# Exercise 8.3: Stacking on Abalone Dataset (Regression)

**Objective:** Compare several base regressors and build a stacking ensemble to predict abalone age (rings).

## Experiment Setup
- **Dataset:** Abalone (4,177 samples, 8 features + sex)  
- **Target:** Number of rings (proxy for age)  
- **Test Size:** 30% holdout  
- **Metrics:** RMSE & MAE  
- **Base Models:**  
  1. Decision Tree Regressor  
  2. K-Nearest Neighbors Regressor  
  3. Gradient Boosting Regressor  
  4. MLP Regressor  
- **Ensemble:** `StackingRegressor` with Ridge as meta-learner

## 1️⃣ Imports

In [None]:

import numpy as np
import pandas as pd
import matplotlib.pyplot as plt
%matplotlib inline

from sklearn.model_selection import train_test_split
from sklearn.preprocessing import StandardScaler
from sklearn.tree import DecisionTreeRegressor
from sklearn.neighbors import KNeighborsRegressor
from sklearn.ensemble import GradientBoostingRegressor, StackingRegressor, VotingRegressor
from sklearn.neural_network import MLPRegressor
from sklearn.linear_model import Ridge
from sklearn.metrics import mean_squared_error, mean_absolute_error


## 2️⃣ Data Loading & Preprocessing

- Fetch Abalone data from UCI repository  
- Assign column names, one-hot encode `sex`  
- Split 70% train / 30% test  
- Standardize numeric features

In [None]:
# load data
url = 'https://archive.ics.uci.edu/ml/machine-learning-databases/abalone/abalone.data'
cols = [
    'Sex','Length','Diameter','Height',
    'WholeWeight','ShuckedWeight','VisceraWeight','ShellWeight','Rings'
]
df = pd.read_csv(url, header=None, names=cols)

# one-hot encode Sex
df = pd.get_dummies(df, columns=['Sex'], drop_first=True)

# features & target
X = df.drop('Rings', axis=1).values
y = df['Rings'].values

# train/test split
X_train, X_test, y_train, y_test = train_test_split(
    X, y, test_size=0.3, random_state=42)

# scale features
scaler = StandardScaler().fit(X_train)
X_train = scaler.transform(X_train)
X_test  = scaler.transform(X_test)

print(f"Train shape: {X_train.shape}, Test shape: {X_test.shape}")
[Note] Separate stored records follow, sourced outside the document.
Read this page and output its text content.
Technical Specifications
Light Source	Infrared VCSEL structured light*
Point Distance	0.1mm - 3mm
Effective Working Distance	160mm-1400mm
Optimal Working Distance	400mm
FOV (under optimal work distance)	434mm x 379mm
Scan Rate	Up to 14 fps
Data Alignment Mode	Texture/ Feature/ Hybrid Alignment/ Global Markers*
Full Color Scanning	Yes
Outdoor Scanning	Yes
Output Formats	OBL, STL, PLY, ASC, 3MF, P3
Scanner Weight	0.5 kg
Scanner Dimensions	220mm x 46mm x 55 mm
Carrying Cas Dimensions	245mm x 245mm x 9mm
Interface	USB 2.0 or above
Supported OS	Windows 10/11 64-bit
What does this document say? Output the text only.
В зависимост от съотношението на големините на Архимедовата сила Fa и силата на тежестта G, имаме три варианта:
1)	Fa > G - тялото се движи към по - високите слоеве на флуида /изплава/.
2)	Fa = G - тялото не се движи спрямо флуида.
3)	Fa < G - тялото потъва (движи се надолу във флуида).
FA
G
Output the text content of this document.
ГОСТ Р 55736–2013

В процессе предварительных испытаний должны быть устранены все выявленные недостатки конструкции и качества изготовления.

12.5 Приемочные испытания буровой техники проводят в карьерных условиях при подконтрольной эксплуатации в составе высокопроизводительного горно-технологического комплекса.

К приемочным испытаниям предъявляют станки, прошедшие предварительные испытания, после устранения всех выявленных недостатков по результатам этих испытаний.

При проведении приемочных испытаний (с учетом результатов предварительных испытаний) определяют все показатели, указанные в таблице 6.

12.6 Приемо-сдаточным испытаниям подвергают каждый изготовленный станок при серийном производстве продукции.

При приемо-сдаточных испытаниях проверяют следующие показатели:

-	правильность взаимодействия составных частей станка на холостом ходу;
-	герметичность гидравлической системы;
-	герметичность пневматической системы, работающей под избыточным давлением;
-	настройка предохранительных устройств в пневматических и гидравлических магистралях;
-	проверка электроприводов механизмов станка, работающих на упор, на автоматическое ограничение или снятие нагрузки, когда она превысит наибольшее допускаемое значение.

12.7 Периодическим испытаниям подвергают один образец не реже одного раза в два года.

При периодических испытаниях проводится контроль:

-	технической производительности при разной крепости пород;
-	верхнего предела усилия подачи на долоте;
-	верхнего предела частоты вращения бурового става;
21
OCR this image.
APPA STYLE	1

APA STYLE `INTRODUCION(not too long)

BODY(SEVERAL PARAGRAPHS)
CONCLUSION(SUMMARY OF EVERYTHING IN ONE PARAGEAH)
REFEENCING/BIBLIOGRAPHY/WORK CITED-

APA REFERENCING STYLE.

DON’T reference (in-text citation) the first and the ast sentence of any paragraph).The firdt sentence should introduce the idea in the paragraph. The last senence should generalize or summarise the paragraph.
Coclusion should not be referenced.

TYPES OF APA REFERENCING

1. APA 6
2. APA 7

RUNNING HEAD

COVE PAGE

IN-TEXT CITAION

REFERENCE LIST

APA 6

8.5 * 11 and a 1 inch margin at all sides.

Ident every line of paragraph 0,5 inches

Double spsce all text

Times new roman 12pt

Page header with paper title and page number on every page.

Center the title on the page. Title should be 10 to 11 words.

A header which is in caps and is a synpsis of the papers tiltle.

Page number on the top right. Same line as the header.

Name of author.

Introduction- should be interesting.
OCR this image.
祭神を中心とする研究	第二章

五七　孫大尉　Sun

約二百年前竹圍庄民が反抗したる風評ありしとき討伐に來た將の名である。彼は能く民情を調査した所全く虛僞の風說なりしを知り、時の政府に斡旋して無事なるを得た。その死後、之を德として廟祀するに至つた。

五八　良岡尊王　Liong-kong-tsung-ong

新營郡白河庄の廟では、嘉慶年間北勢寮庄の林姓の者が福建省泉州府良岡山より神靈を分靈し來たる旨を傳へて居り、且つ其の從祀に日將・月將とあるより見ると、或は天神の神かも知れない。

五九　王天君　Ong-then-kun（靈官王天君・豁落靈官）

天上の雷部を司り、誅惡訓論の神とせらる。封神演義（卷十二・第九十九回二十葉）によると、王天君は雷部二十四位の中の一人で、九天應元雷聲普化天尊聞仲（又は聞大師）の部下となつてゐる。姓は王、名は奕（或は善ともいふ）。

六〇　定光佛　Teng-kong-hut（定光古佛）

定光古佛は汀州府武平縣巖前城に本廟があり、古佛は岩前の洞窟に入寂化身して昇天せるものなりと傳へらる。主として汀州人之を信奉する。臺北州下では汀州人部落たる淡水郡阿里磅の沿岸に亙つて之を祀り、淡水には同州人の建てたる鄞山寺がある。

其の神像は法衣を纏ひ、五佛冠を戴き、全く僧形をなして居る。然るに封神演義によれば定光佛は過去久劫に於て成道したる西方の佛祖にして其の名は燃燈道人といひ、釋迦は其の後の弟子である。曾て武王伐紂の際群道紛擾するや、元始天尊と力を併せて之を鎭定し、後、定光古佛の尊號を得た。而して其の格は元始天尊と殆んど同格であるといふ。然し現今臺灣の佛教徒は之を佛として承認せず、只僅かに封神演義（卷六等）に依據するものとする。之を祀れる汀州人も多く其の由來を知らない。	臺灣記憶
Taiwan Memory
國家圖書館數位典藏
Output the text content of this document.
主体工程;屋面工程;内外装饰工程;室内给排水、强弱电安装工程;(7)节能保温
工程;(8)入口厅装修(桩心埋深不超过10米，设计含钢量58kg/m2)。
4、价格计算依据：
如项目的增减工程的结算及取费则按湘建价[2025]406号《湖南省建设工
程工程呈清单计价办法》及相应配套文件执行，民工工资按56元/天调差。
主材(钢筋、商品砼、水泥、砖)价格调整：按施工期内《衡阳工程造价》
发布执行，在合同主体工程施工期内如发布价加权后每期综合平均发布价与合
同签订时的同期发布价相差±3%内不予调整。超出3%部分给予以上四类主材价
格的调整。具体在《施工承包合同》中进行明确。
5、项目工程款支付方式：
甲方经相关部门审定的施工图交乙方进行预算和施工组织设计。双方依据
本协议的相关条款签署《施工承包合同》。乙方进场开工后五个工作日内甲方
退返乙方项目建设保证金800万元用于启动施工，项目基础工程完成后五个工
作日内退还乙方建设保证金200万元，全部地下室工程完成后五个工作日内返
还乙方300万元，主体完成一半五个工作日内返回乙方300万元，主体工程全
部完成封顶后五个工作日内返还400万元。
## 3️⃣ Individual Regressors

Train 4 base models and report RMSE & MAE.

In [None]:
models = {
    'DecisionTree': DecisionTreeRegressor(max_depth=5, random_state=42),
    'KNN': KNeighborsRegressor(n_neighbors=5),
    'GBR': GradientBoostingRegressor(n_estimators=100, learning_rate=0.1,
                                        max_depth=3, random_state=42),
    'MLP': MLPRegressor(hidden_layer_sizes=(50,), learning_rate_init=0.01,
                        max_iter=500, random_state=42)
}

results = []
for name, model in models.items():
    model.fit(X_train, y_train)
    y_pred = model.predict(X_test)
    rmse = np.sqrt(mean_squared_error(y_test, y_pred))
    mae  = mean_absolute_error(y_test, y_pred)
    results.append((name, rmse, mae))

df_ind = pd.DataFrame(results, columns=['Model','RMSE','MAE'])
print(df_ind)

## 4️⃣ Voting Regressor (Baseline Ensemble)
Combine base models with equal weights.

In [None]:
estimators = [(name, m) for name, m in models.items()]
voter = VotingRegressor(estimators=estimators)
voter.fit(X_train, y_train)
y_v = voter.predict(X_test)
rmse_v = np.sqrt(mean_squared_error(y_test, y_v))
mae_v  = mean_absolute_error(y_test, y_v)
print(f"VotingRegressor | RMSE: {rmse_v:.3f}, MAE: {mae_v:.3f}")

## 5️⃣ Stacking Regressor

Build a `StackingRegressor` using Ridge as the meta-learner.

In [None]:
stack = StackingRegressor(
    estimators=estimators,
    final_estimator=Ridge(alpha=1.0),
    passthrough=False,
    cv=5
)
stack.fit(X_train, y_train)
y_s = stack.predict(X_test)
rmse_s = np.sqrt(mean_squared_error(y_test, y_s))
mae_s  = mean_absolute_error(y_test, y_s)
print(f"StackingRegressor | RMSE: {rmse_s:.3f}, MAE: {mae_s:.3f}")

## 6️⃣ Challenges

1. **Different meta-learner:** swap `Ridge` for `Lasso` or `SVR`.  
2. **Manual stacking:** generate out-of-fold predictions from base models and train meta-learner yourself.  
3. **Feature selection:** use only top-5 features (by importance from GBR) and re-run stacking.  
4. **Hyperparameter tuning:** use `GridSearchCV` to tune `final_estimator__alpha` in Ridge within the stacking pipeline.